# What is this button?



## Dahmu (Jun 3, 2019)

I have searched and searched, but I cannot figure out what this button/knob is for on the dash. It clearly isn't working, bu still have no idea what it's for. Forum search and google search turned up nothing.


----------



## RMTZ67 (Mar 12, 2011)

Dahmu said:


> I have searched and searched, but I cannot figure out what this button/knob is for on the dash. It clearly isn't working, bu still have no idea what it's for. Forum search and google search turned up nothing.


 just a guess. Would that be your windshield washer pump squirter do hicky?


----------



## Dahmu (Jun 3, 2019)

RMTZ67 said:


> just a guess. Would that be your windshield washer pump squirter do hicky?


Ahhh yes the do hicky part!:grin2: That's actually a really good guess. My windshield wipers don't work either. That's most likely it. Thanks!


----------



## GTOJUNIOR (Aug 7, 2011)

The large portion of that knob/Switch controls on/off by turning left/right, 
while the smaller center button activates the washer pump when pushed in.


----------



## PontiacJim (Dec 29, 2012)

Wait, I know what that button is!!!! It is the Pontiac version of the "Go-Baby-Go" button found on the Eleanor Mustang from _Gone In 60 Seconds_. There it is at the 1:00 minute mark of the video:


----------



## Wilma (May 3, 2015)

It's your windshield wiper control.

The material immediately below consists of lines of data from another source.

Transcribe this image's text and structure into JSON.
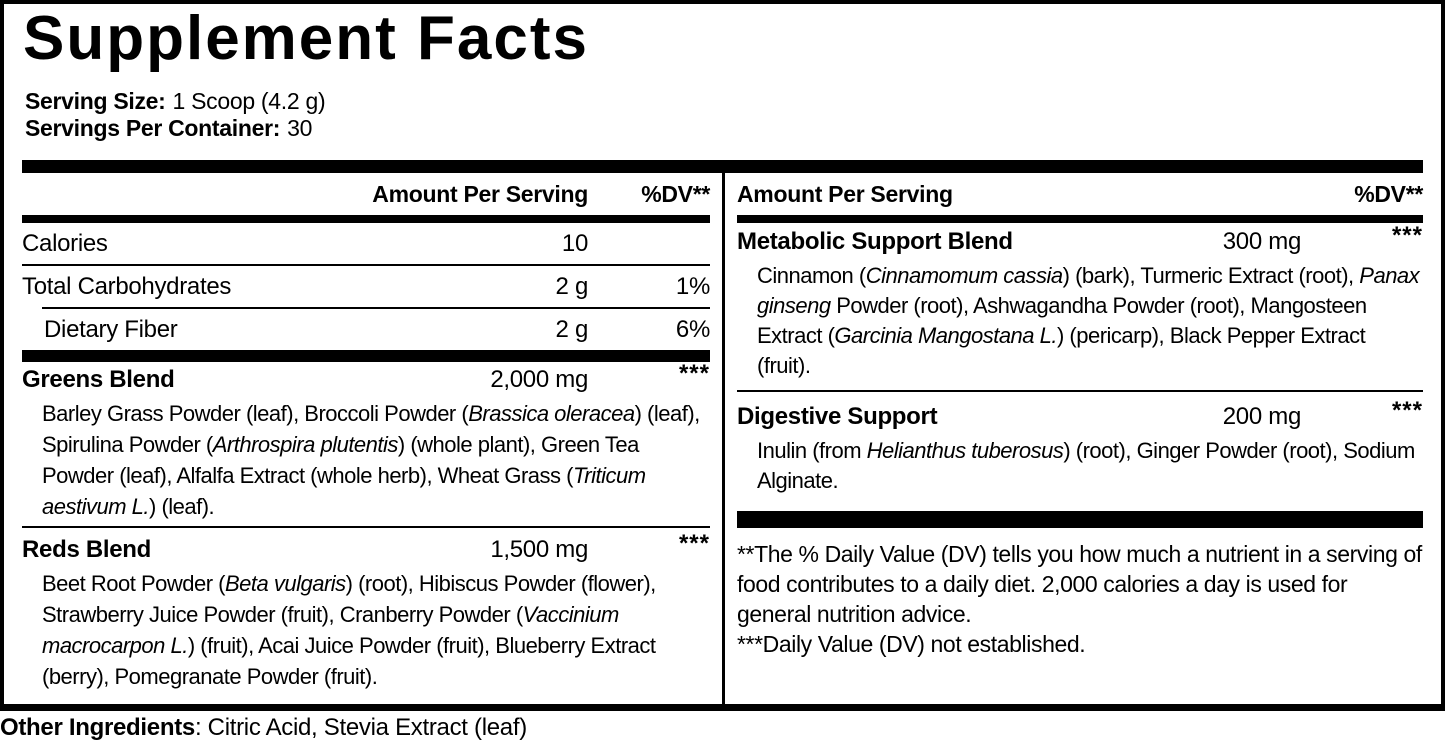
{
  "title": "Supplement Facts",
  "serving": {
    "size_label": "Serving Size:",
    "size_value": "1 Scoop (4.2 g)",
    "per_container_label": "Servings Per Container:",
    "per_container_value": "30"
  },
  "table": {
    "header": {
      "amount": "Amount Per Serving",
      "dv": "%DV**"
    },
    "left": {
      "nutrients": [
        {
          "name": "Calories",
          "amount": "10",
          "dv": "",
          "indent": false
        },
        {
          "name": "Total Carbohydrates",
          "amount": "2 g",
          "dv": "1%",
          "indent": false
        },
        {
          "name": "Dietary Fiber",
          "amount": "2 g",
          "dv": "6%",
          "indent": true
        }
      ],
      "blends": [
        {
          "name": "Greens Blend",
          "amount": "2,000 mg",
          "dv": "***",
          "desc": [
            {
              "t": "Barley Grass Powder (leaf), Broccoli Powder ("
            },
            {
              "t": "Brassica oleracea",
              "i": true
            },
            {
              "t": ") (leaf), Spirulina Powder ("
            },
            {
              "t": "Arthrospira plutentis",
              "i": true
            },
            {
              "t": ") (whole plant), Green Tea Powder (leaf), Alfalfa Extract (whole herb), Wheat Grass ("
            },
            {
              "t": "Triticum aestivum L.",
              "i": true
            },
            {
              "t": ") (leaf)."
            }
          ]
        },
        {
          "name": "Reds Blend",
          "amount": "1,500 mg",
          "dv": "***",
          "desc": [
            {
              "t": "Beet Root Powder ("
            },
            {
              "t": "Beta vulgaris",
              "i": true
            },
            {
              "t": ") (root), Hibiscus Powder (flower), Strawberry Juice Powder (fruit), Cranberry Powder ("
            },
            {
              "t": "Vaccinium macrocarpon L.",
              "i": true
            },
            {
              "t": ") (fruit), Acai Juice Powder (fruit), Blueberry Extract (berry), Pomegranate Powder (fruit)."
            }
          ]
        }
      ]
    },
    "right": {
      "blends": [
        {
          "name": "Metabolic Support Blend",
          "amount": "300 mg",
          "dv": "***",
          "desc": [
            {
              "t": "Cinnamon ("
            },
            {
              "t": "Cinnamomum cassia",
              "i": true
            },
            {
              "t": ") (bark), Turmeric Extract (root), "
            },
            {
              "t": "Panax ginseng",
              "i": true
            },
            {
              "t": " Powder (root), Ashwagandha Powder (root), Mangosteen Extract ("
            },
            {
              "t": "Garcinia Mangostana L.",
              "i": true
            },
            {
              "t": ") (pericarp), Black Pepper Extract (fruit)."
            }
          ]
        },
        {
          "name": "Digestive Support",
          "amount": "200 mg",
          "dv": "***",
          "desc": [
            {
              "t": "Inulin (from "
            },
            {
              "t": "Helianthus tuberosus",
              "i": true
            },
            {
              "t": ") (root), Ginger Powder (root), Sodium Alginate."
            }
          ]
        }
      ],
      "footnotes": [
        "**The % Daily Value (DV) tells you how much a nutrient in a serving of food contributes to a daily diet. 2,000 calories a day is used for general nutrition advice.",
        "***Daily Value (DV) not established."
      ]
    }
  },
  "other_ingredients": {
    "label": "Other Ingredients",
    "rest": ": Citric Acid, Stevia Extract (leaf)"
  },
  "colors": {
    "ink": "#000000",
    "background": "#ffffff"
  }
}
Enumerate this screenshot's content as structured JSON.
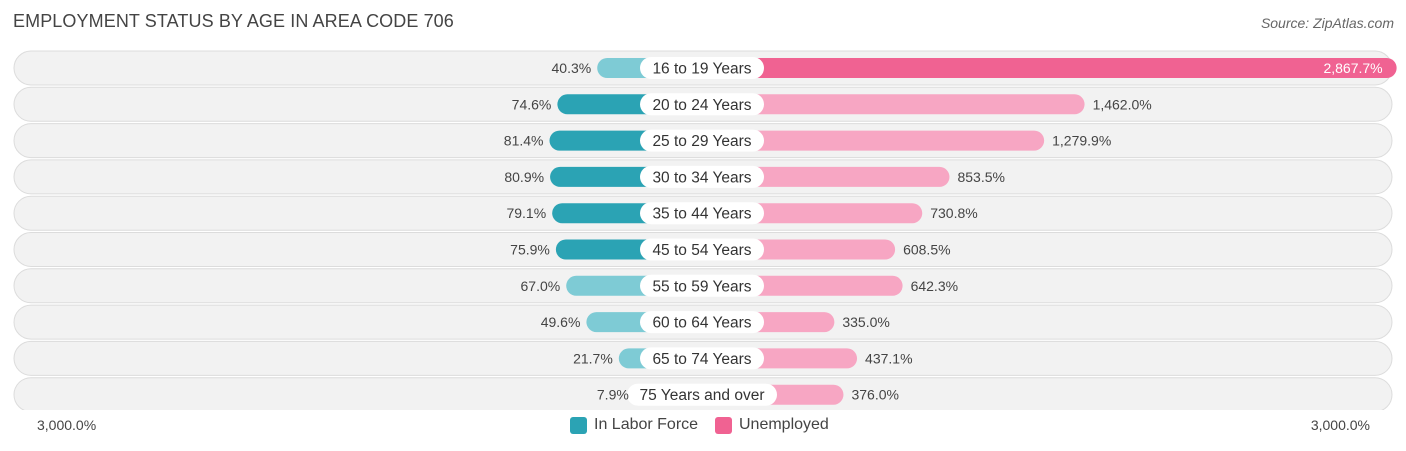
{
  "title": "EMPLOYMENT STATUS BY AGE IN AREA CODE 706",
  "source": "Source: ZipAtlas.com",
  "colors": {
    "labor_strong": "#2ba3b4",
    "labor_light": "#7ecbd5",
    "unemp_strong": "#f06292",
    "unemp_light": "#f7a6c3",
    "row_bg": "#f2f2f2",
    "row_border": "#dcdcdc"
  },
  "chart_data": {
    "type": "bar",
    "title": "EMPLOYMENT STATUS BY AGE IN AREA CODE 706",
    "categories": [
      "16 to 19 Years",
      "20 to 24 Years",
      "25 to 29 Years",
      "30 to 34 Years",
      "35 to 44 Years",
      "45 to 54 Years",
      "55 to 59 Years",
      "60 to 64 Years",
      "65 to 74 Years",
      "75 Years and over"
    ],
    "series": [
      {
        "name": "In Labor Force",
        "values": [
          40.3,
          74.6,
          81.4,
          80.9,
          79.1,
          75.9,
          67.0,
          49.6,
          21.7,
          7.9
        ],
        "labels": [
          "40.3%",
          "74.6%",
          "81.4%",
          "80.9%",
          "79.1%",
          "75.9%",
          "67.0%",
          "49.6%",
          "21.7%",
          "7.9%"
        ]
      },
      {
        "name": "Unemployed",
        "values": [
          2867.7,
          1462.0,
          1279.9,
          853.5,
          730.8,
          608.5,
          642.3,
          335.0,
          437.1,
          376.0
        ],
        "labels": [
          "2,867.7%",
          "1,462.0%",
          "1,279.9%",
          "853.5%",
          "730.8%",
          "608.5%",
          "642.3%",
          "335.0%",
          "437.1%",
          "376.0%"
        ]
      }
    ],
    "axis_min_label": "3,000.0%",
    "axis_max_label": "3,000.0%",
    "xlim": [
      -3000,
      3000
    ],
    "legend": [
      "In Labor Force",
      "Unemployed"
    ],
    "legend_position": "bottom-center"
  }
}
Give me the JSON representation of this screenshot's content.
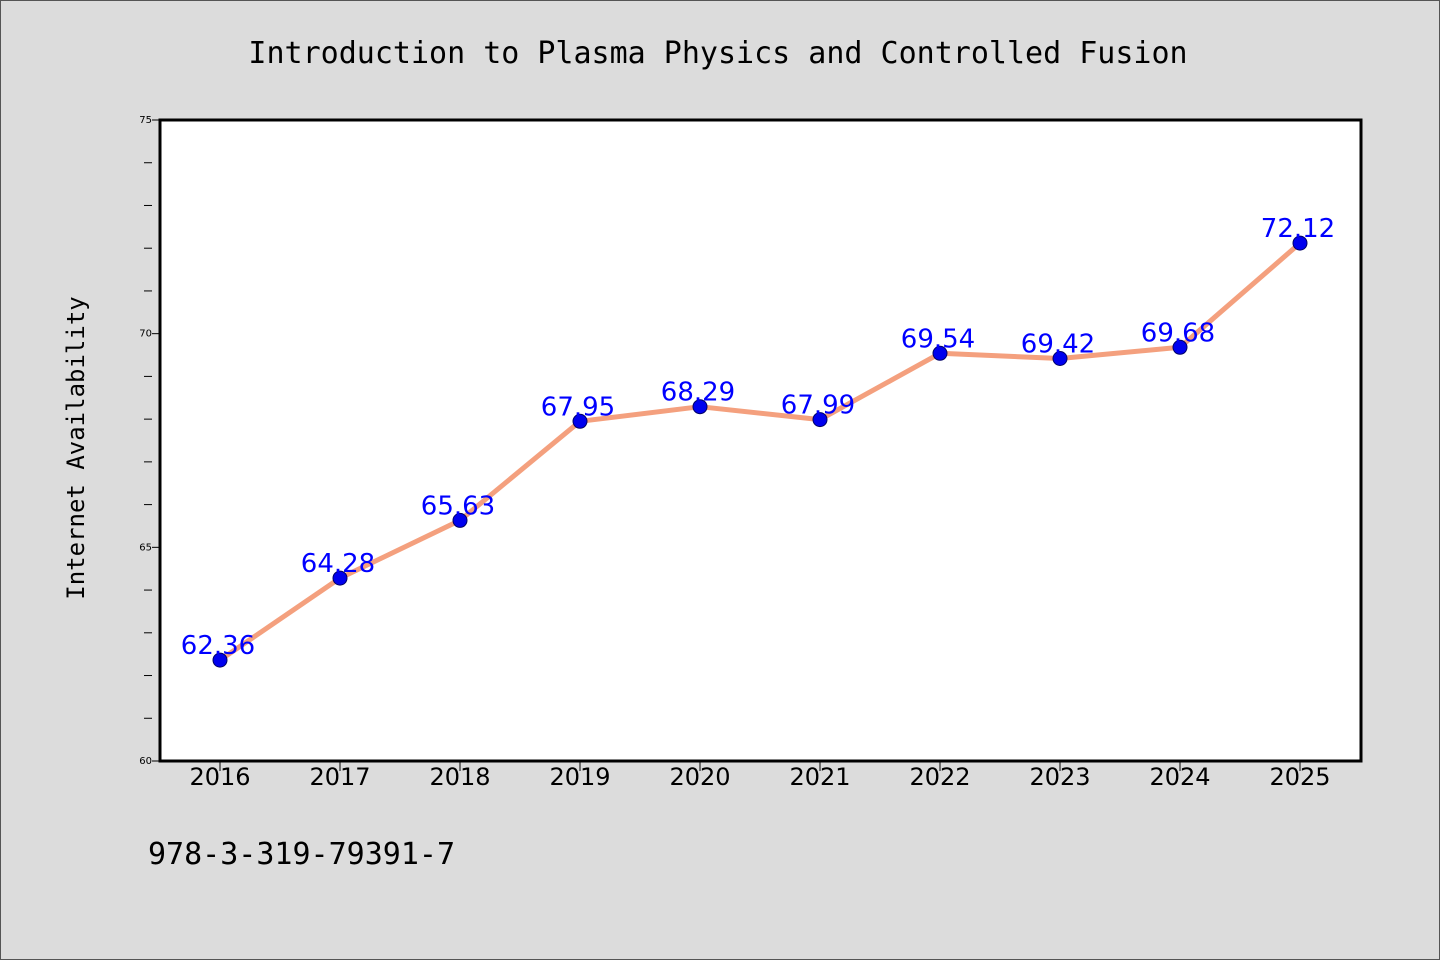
{
  "chart_data": {
    "type": "line",
    "title": "Introduction to Plasma Physics and Controlled Fusion",
    "xlabel": "",
    "ylabel": "Internet Availability",
    "categories": [
      "2016",
      "2017",
      "2018",
      "2019",
      "2020",
      "2021",
      "2022",
      "2023",
      "2024",
      "2025"
    ],
    "series": [
      {
        "values": [
          62.36,
          64.28,
          65.63,
          67.95,
          68.29,
          67.99,
          69.54,
          69.42,
          69.68,
          72.12
        ]
      }
    ],
    "data_labels": [
      "62.36",
      "64.28",
      "65.63",
      "67.95",
      "68.29",
      "67.99",
      "69.54",
      "69.42",
      "69.68",
      "72.12"
    ],
    "ylim": [
      60,
      75
    ],
    "y_ticks": [
      60,
      65,
      70,
      75
    ],
    "y_tick_labels": [
      "60",
      "65",
      "70",
      "75"
    ],
    "grid": false,
    "legend": "none",
    "colors": {
      "line": "#f4a07e",
      "marker": "#0000ee",
      "label": "#0000ff",
      "background": "#dcdcdc",
      "plot_background": "#ffffff"
    }
  },
  "footer": {
    "isbn": "978-3-319-79391-7"
  }
}
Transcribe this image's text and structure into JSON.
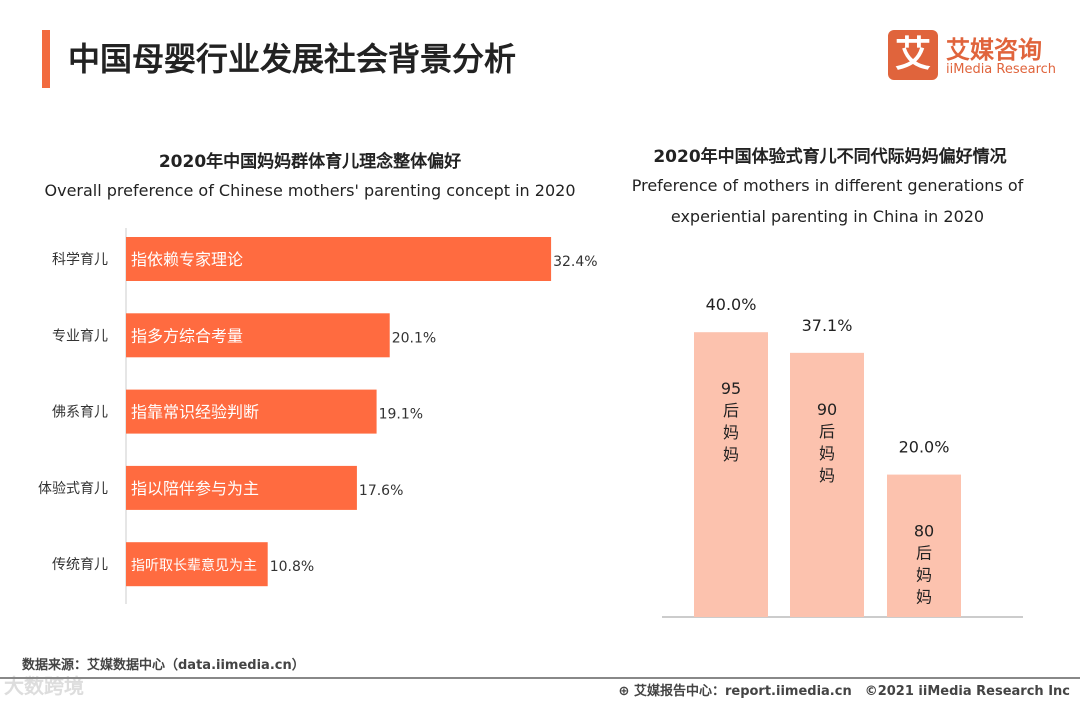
{
  "header": {
    "title": "中国母婴行业发展社会背景分析",
    "logo_mark": "艾",
    "logo_cn": "艾媒咨询",
    "logo_en": "iiMedia Research"
  },
  "chart_data": [
    {
      "type": "bar",
      "orientation": "horizontal",
      "title": "2020年中国妈妈群体育儿理念整体偏好",
      "subtitle": "Overall preference of Chinese mothers' parenting concept in 2020",
      "categories": [
        "科学育儿",
        "专业育儿",
        "佛系育儿",
        "体验式育儿",
        "传统育儿"
      ],
      "descriptions": [
        "指依赖专家理论",
        "指多方综合考量",
        "指靠常识经验判断",
        "指以陪伴参与为主",
        "指听取长辈意见为主"
      ],
      "values": [
        32.4,
        20.1,
        19.1,
        17.6,
        10.8
      ],
      "labels": [
        "32.4%",
        "20.1%",
        "19.1%",
        "17.6%",
        "10.8%"
      ],
      "unit": "%",
      "color": "#ff6b40"
    },
    {
      "type": "bar",
      "title": "2020年中国体验式育儿不同代际妈妈偏好情况",
      "subtitle_line1": "Preference of mothers in different generations of",
      "subtitle_line2": "experiential parenting in China in 2020",
      "categories": [
        "95后妈妈",
        "90后妈妈",
        "80后妈妈"
      ],
      "bar_text": [
        [
          "95",
          "后",
          "妈",
          "妈"
        ],
        [
          "90",
          "后",
          "妈",
          "妈"
        ],
        [
          "80",
          "后",
          "妈",
          "妈"
        ]
      ],
      "values": [
        40.0,
        37.1,
        20.0
      ],
      "labels": [
        "40.0%",
        "37.1%",
        "20.0%"
      ],
      "unit": "%",
      "color": "#fcc2ae"
    }
  ],
  "footer": {
    "source": "数据来源：艾媒数据中心（data.iimedia.cn）",
    "report": "⊕ 艾媒报告中心：report.iimedia.cn　©2021  iiMedia Research  Inc",
    "watermark": "大数跨境"
  }
}
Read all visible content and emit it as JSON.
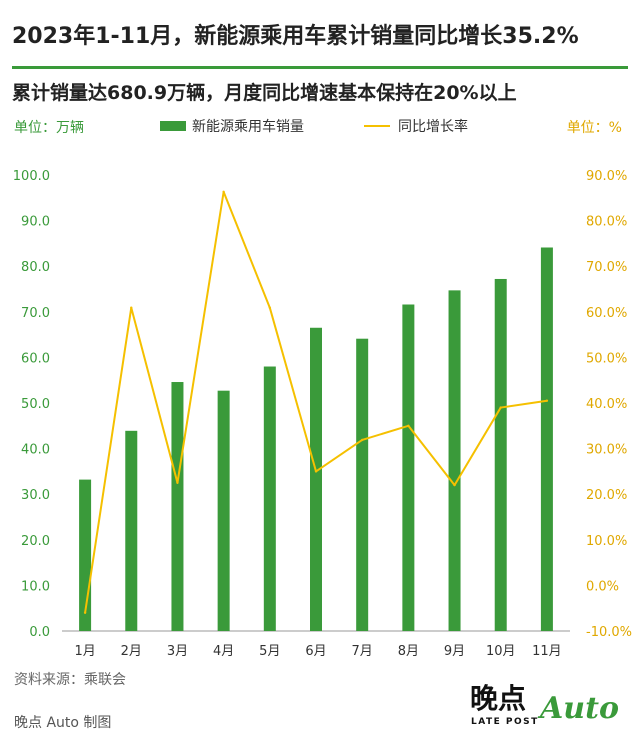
{
  "title": "2023年1-11月，新能源乘用车累计销量同比增长35.2%",
  "subtitle": "累计销量达680.9万辆，月度同比增速基本保持在20%以上",
  "unit_left": "单位：万辆",
  "unit_right": "单位：%",
  "source": "资料来源：乘联会",
  "credit": "晚点 Auto 制图",
  "logo": {
    "text": "晚点",
    "sub": "LATE POST",
    "auto": "Auto"
  },
  "colors": {
    "bar": "#3a9a3a",
    "line": "#f5c000",
    "left_axis": "#3a9a3a",
    "right_axis": "#e0a800"
  },
  "chart_data": {
    "type": "bar",
    "categories": [
      "1月",
      "2月",
      "3月",
      "4月",
      "5月",
      "6月",
      "7月",
      "8月",
      "9月",
      "10月",
      "11月"
    ],
    "series": [
      {
        "name": "新能源乘用车销量",
        "type": "bar",
        "axis": "left",
        "values": [
          33.2,
          43.9,
          54.6,
          52.7,
          58.0,
          66.5,
          64.1,
          71.6,
          74.7,
          77.2,
          84.1
        ]
      },
      {
        "name": "同比增长率",
        "type": "line",
        "axis": "right",
        "values": [
          -6.0,
          60.9,
          22.5,
          86.3,
          60.9,
          25.0,
          31.9,
          35.0,
          22.0,
          39.0,
          40.5
        ]
      }
    ],
    "y_left": {
      "range": [
        0,
        100
      ],
      "ticks": [
        "0.0",
        "10.0",
        "20.0",
        "30.0",
        "40.0",
        "50.0",
        "60.0",
        "70.0",
        "80.0",
        "90.0",
        "100.0"
      ]
    },
    "y_right": {
      "range": [
        -10,
        90
      ],
      "ticks": [
        "-10.0%",
        "0.0%",
        "10.0%",
        "20.0%",
        "30.0%",
        "40.0%",
        "50.0%",
        "60.0%",
        "70.0%",
        "80.0%",
        "90.0%"
      ]
    },
    "grid": false,
    "legend": "top"
  }
}
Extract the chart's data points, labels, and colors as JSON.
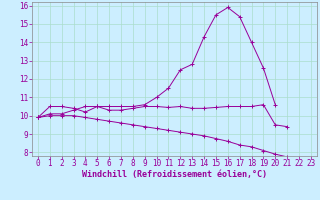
{
  "xlabel": "Windchill (Refroidissement éolien,°C)",
  "x_values": [
    0,
    1,
    2,
    3,
    4,
    5,
    6,
    7,
    8,
    9,
    10,
    11,
    12,
    13,
    14,
    15,
    16,
    17,
    18,
    19,
    20,
    21,
    22,
    23
  ],
  "line1": [
    9.9,
    10.5,
    10.5,
    10.4,
    10.2,
    10.5,
    10.3,
    10.3,
    10.4,
    10.5,
    10.5,
    10.45,
    10.5,
    10.4,
    10.4,
    10.45,
    10.5,
    10.5,
    10.5,
    10.6,
    9.5,
    9.4,
    null,
    null
  ],
  "line2": [
    9.9,
    10.1,
    10.1,
    10.3,
    10.5,
    10.5,
    10.5,
    10.5,
    10.5,
    10.6,
    11.0,
    11.5,
    12.5,
    12.8,
    14.3,
    15.5,
    15.9,
    15.4,
    14.0,
    12.6,
    10.6,
    null,
    null,
    null
  ],
  "line3": [
    9.9,
    10.0,
    10.0,
    10.0,
    9.9,
    9.8,
    9.7,
    9.6,
    9.5,
    9.4,
    9.3,
    9.2,
    9.1,
    9.0,
    8.9,
    8.75,
    8.6,
    8.4,
    8.3,
    8.1,
    7.9,
    7.75,
    null,
    null
  ],
  "line_color": "#990099",
  "bg_color": "#cceeff",
  "grid_color": "#aaddcc",
  "ylim": [
    7.8,
    16.2
  ],
  "xlim": [
    -0.5,
    23.5
  ],
  "yticks": [
    8,
    9,
    10,
    11,
    12,
    13,
    14,
    15,
    16
  ],
  "xticks": [
    0,
    1,
    2,
    3,
    4,
    5,
    6,
    7,
    8,
    9,
    10,
    11,
    12,
    13,
    14,
    15,
    16,
    17,
    18,
    19,
    20,
    21,
    22,
    23
  ],
  "tick_fontsize": 5.5,
  "xlabel_fontsize": 6.0
}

You turn it to make the wipers work and push the button to activate the washer.


----------



## PontiacJim (Dec 29, 2012)

Wilma said:


> It's your windshield wiper control. You turn it to make the wipers work and push the button to activate the washer.


So you are saying it ain't the Go-Baby-Go button? It could be .......maybe???


----------